4. Take advantage of naptime. Well, if you're lucky enough that all your little ones still nap. Put yourself to bed when they lie down and don't get up until they do, regardless of what you might feel you need to do around the house.

5. Get the family pets involved. If you have a dog who likes to play fetch, let them play in the house as a treat for the child and dog. You may be surprised how long they are entertained and how much energy they burn, making naptime that much more effective.

6. Allow untraditional play. Does your toddler always want to pull out the tupperware and wooden spoons? Let them for a day. If you have something around the house that will entertain them that they aren't usually allowed to touch, but that is really safe, indulge them and take a break.

7. If you can talk, read to them. Most older preschoolers are willing to listen to way more books that you usually want to read, but since they don't take a lot of energy on your part, indulge them.

8. Be an obstacle course. This is best for baby or smaller children, and when you don't have a stomach bug. When you want to lie down, do it in the floor and let them crawl over you. E3 loves that now and she's not so big as to be uncomfortable. When her older sisters get into the game, however, they have to be reminded to be easy.

9. Get outdoors, if the weather permits and you feel up to it. Studies have shown that light exercise and fresh air help boost your immune system, so it may actually speed your recovery. If you have children, odds are good they have a few outdoor playthings that they can enjoy while you sit in the sun. Or, as an alternative, take a walk and the activity will warm you and tire your little one.

10. Ask for help. Oh, heaven forbid that we should admit we cannot do it all, but seriously, sometimes we can't.
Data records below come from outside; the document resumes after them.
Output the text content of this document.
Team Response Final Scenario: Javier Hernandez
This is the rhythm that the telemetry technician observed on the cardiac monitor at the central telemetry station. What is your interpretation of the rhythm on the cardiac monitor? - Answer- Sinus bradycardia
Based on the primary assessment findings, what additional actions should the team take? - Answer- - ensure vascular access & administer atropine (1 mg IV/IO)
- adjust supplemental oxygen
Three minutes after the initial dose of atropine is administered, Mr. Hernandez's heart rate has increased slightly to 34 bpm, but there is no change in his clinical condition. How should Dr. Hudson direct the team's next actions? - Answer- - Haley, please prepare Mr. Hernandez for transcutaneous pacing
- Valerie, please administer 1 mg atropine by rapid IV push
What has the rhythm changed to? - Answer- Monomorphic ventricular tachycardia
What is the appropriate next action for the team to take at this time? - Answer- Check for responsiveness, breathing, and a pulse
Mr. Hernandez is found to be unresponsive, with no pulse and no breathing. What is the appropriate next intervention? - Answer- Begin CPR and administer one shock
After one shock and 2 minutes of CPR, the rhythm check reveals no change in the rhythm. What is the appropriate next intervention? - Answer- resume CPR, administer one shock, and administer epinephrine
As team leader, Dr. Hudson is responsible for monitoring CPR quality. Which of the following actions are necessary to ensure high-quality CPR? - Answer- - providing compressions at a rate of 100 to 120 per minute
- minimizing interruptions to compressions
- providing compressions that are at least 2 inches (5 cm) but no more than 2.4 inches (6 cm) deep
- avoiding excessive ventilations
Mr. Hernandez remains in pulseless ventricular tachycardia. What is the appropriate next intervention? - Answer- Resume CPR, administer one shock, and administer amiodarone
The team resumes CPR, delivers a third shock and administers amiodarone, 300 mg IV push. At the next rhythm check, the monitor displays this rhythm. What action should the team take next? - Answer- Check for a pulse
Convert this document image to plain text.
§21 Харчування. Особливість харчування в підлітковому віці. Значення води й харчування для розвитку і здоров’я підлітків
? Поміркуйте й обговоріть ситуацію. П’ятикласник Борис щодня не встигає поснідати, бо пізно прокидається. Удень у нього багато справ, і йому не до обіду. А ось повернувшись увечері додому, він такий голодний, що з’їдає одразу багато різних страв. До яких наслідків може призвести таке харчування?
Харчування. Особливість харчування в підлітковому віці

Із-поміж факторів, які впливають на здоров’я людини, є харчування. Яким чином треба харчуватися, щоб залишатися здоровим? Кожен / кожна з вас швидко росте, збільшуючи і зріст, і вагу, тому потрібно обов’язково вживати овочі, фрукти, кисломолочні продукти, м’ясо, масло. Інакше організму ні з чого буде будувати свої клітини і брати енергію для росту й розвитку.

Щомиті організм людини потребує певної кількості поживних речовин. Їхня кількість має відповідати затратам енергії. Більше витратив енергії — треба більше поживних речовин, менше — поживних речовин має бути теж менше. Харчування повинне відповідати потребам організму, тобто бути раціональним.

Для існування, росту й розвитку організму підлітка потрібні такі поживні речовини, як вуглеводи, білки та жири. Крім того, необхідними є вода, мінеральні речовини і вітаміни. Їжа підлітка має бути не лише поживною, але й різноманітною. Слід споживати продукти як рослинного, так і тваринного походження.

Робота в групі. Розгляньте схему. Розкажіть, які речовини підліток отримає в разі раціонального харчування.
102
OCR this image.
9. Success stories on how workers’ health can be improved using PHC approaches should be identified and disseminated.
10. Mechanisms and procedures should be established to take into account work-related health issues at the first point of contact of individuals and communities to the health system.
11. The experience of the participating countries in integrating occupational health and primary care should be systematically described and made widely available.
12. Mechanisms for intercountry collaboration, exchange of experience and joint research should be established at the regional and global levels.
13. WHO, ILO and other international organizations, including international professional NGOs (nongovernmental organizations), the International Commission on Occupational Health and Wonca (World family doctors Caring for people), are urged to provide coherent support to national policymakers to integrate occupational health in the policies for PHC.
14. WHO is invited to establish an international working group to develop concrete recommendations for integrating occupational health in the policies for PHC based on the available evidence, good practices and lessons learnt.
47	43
When Papi got home on the Friday I felt so bad, he inherited not only play, but discipline of E1 and E2. After getting tired of their bickering, he corrected them and they wound up snuggled on opposite sides of me, but at least the drama was over until Mom arrived. We do not have to be superhuman, just ask someone else to give you 30 minutes or an hour when you really need it. Maybe it's your partner, maybe a grandparent, or maybe another mom who will let you return the favor. Cut yourself a little slack and get well.

When you're sick and the little one isn't, it's really all about survival and getting better as quickly as possible, so take advantage of any trick in the book to get through the bad days. And remember that taking care of yourself is as important as taking care of them -- really -- because they can't have the best of you when you're not at your best.

1 comment:

  1. All good advice, but my favorite is #8. I would play dead and let the kids climb over me.